Here’s the principle: God has placed you and your spouse together in a partnership. Your spouse can do what you can’t, and vice versa. Use your individual roles as a way to highlight that truth.
The benefit of this style of leadership is that no one person carries the whole load. Dividing responsibilities means sharing the burden and benefit of pastoring.
One failure of the co-pastoring model is that responsibilities and tasks are either vaguely defined or unfairly divided. Those can still be problems when spouses lead together. In fact, it can be a bigger hindrance given your close, intimate relationship.
Seasons change, and sometimes the roles and responsibilities shift to meet the changing seasons. The key here is flexibility and clarity. Be flexible to adjust to changing realities in your family and with your staff, and also be clear with each other and those around you about what the changes look like and mean.
Avoid assumptions about the roles of men and women in church, too. It goes without saying that a woman is better equipped to lead a women’s ministry. However, not all wives are called or gifted to be children’s ministers. So make sure you understand each other’s giftings and callings. And communicate those well to the rest of the staff and church.
After you’ve divided up responsibilities, do your best to stay out of each other’s lane. If someone approaches you about a concern in your spouse’s ministry area, refer that person on rather than handling it yourself.
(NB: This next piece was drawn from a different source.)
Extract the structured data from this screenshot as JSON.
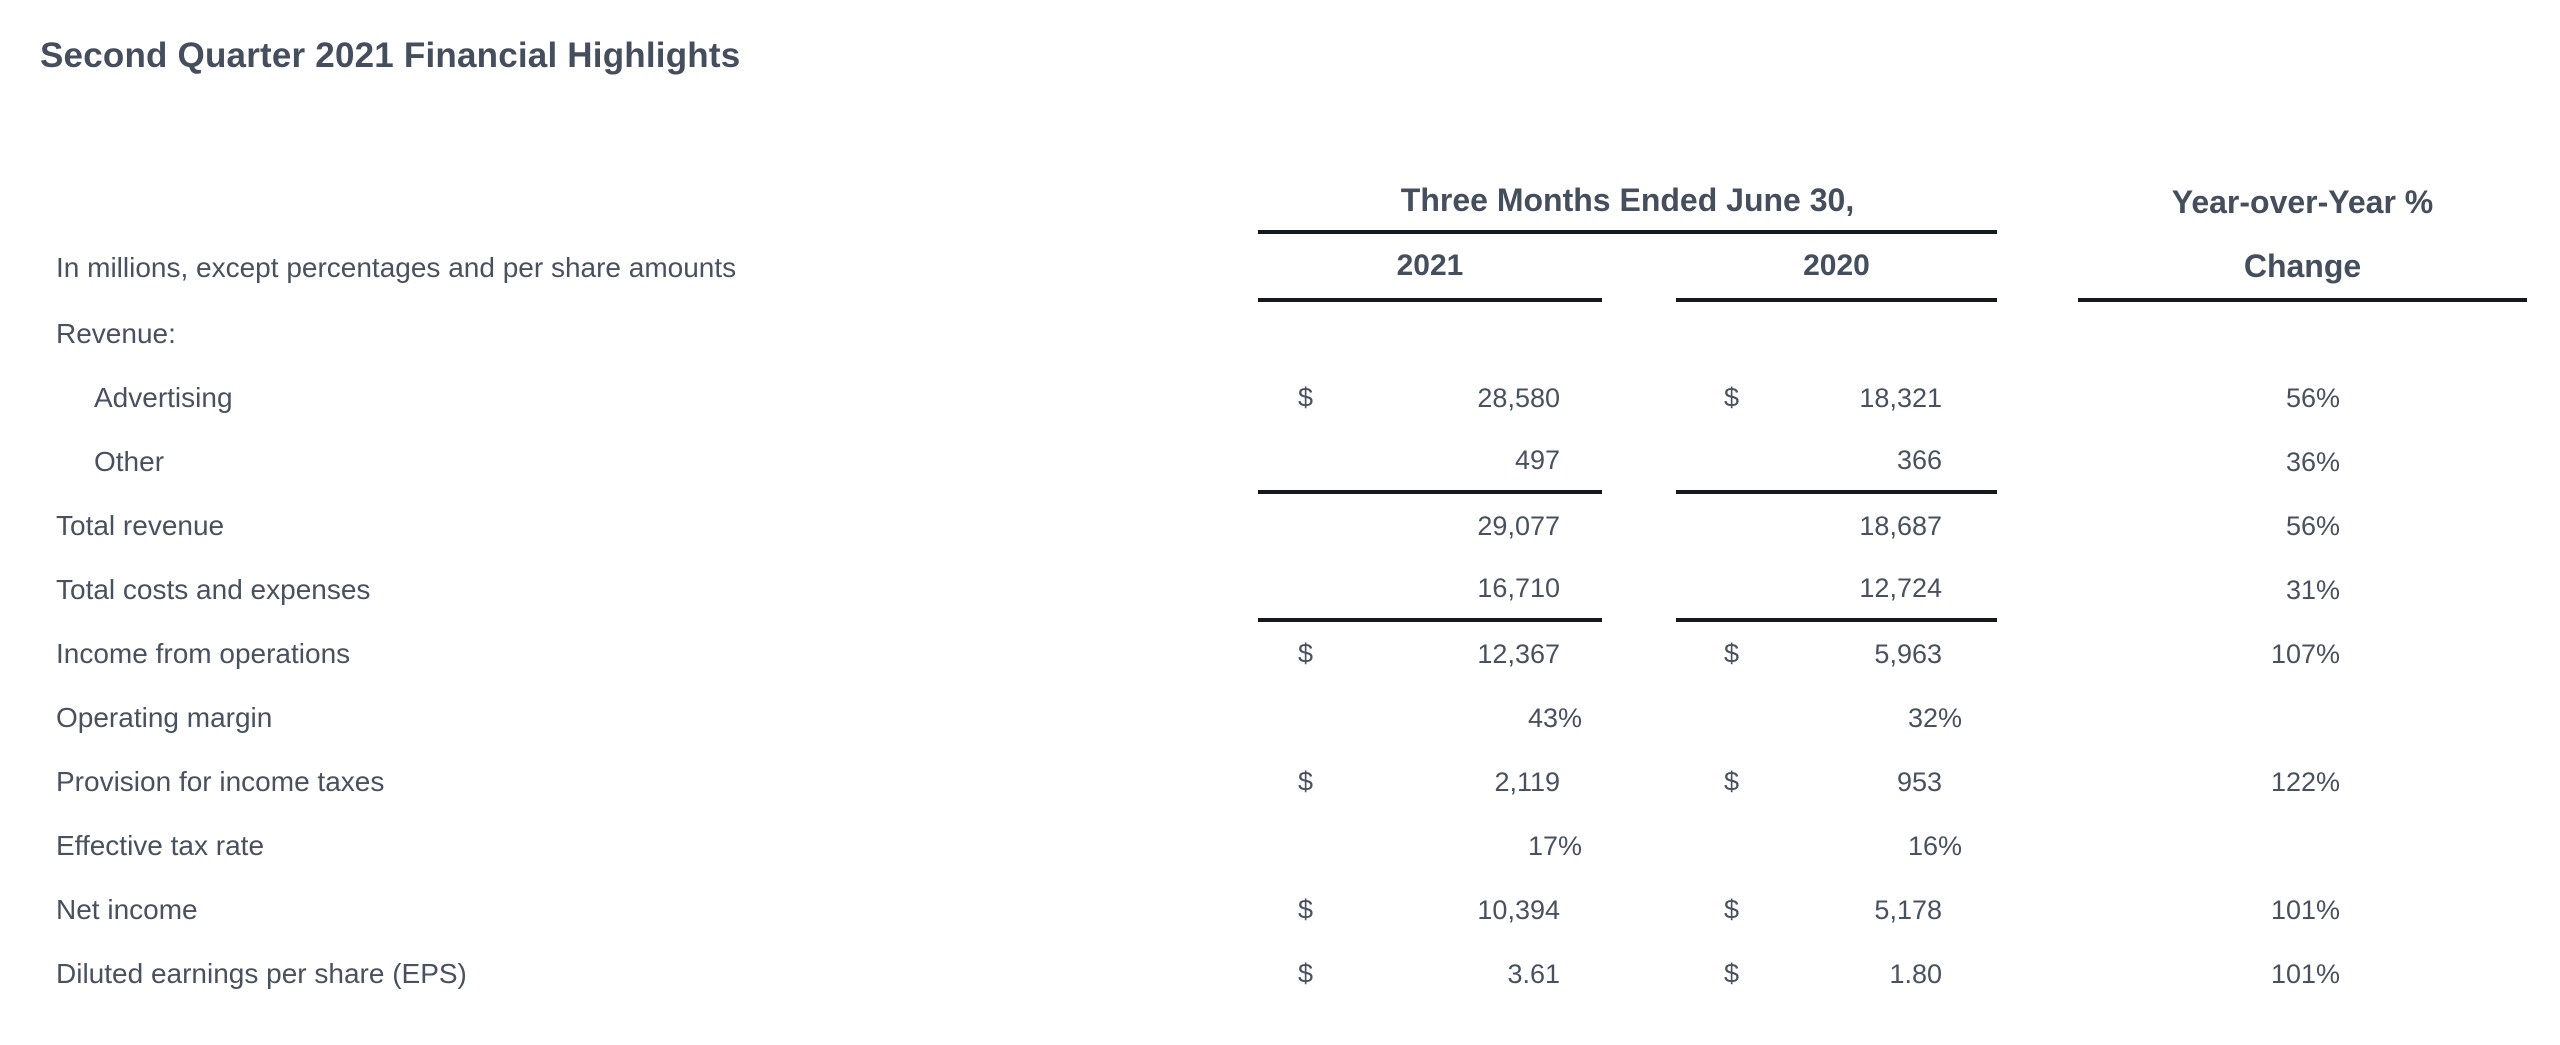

And be very upfront and supportive of your spouse if anyone comes to you with a complaint about a decision your spouse has made. As a co-leader, he or she has just as much authority as you do to make a decision.
It’s important to be proactive and seek help and advice before there’s an issue rather than after. Seek a mentor couple or even counselor to process this unique dynamic. When my wife, Cara, came on staff full-time with me, we proactively started seeing a marriage counselor twice a month. This was not in response to an issue we had, but to prevent one from arising. It was incredibly helpful for us.
Whether you co-lead with your spouse as senior pastors, work together on staff, or support them in a non-ministry role, it’s important to see your marriage and ministry as teamwork. You each contribute at home and at church to help each other feel fulfilled. And as a couple, you share a unique relationship that God can use to sharpen each of you.
The challenge is big, but the rewards may be bigger. Settle your priorities in marriage before your responsibilities in the church. Don’t ever let co-leading get in the way of the great relationship you are establishing with your spouse. And don’t let fear drive you from a great partnership you could have in ministry.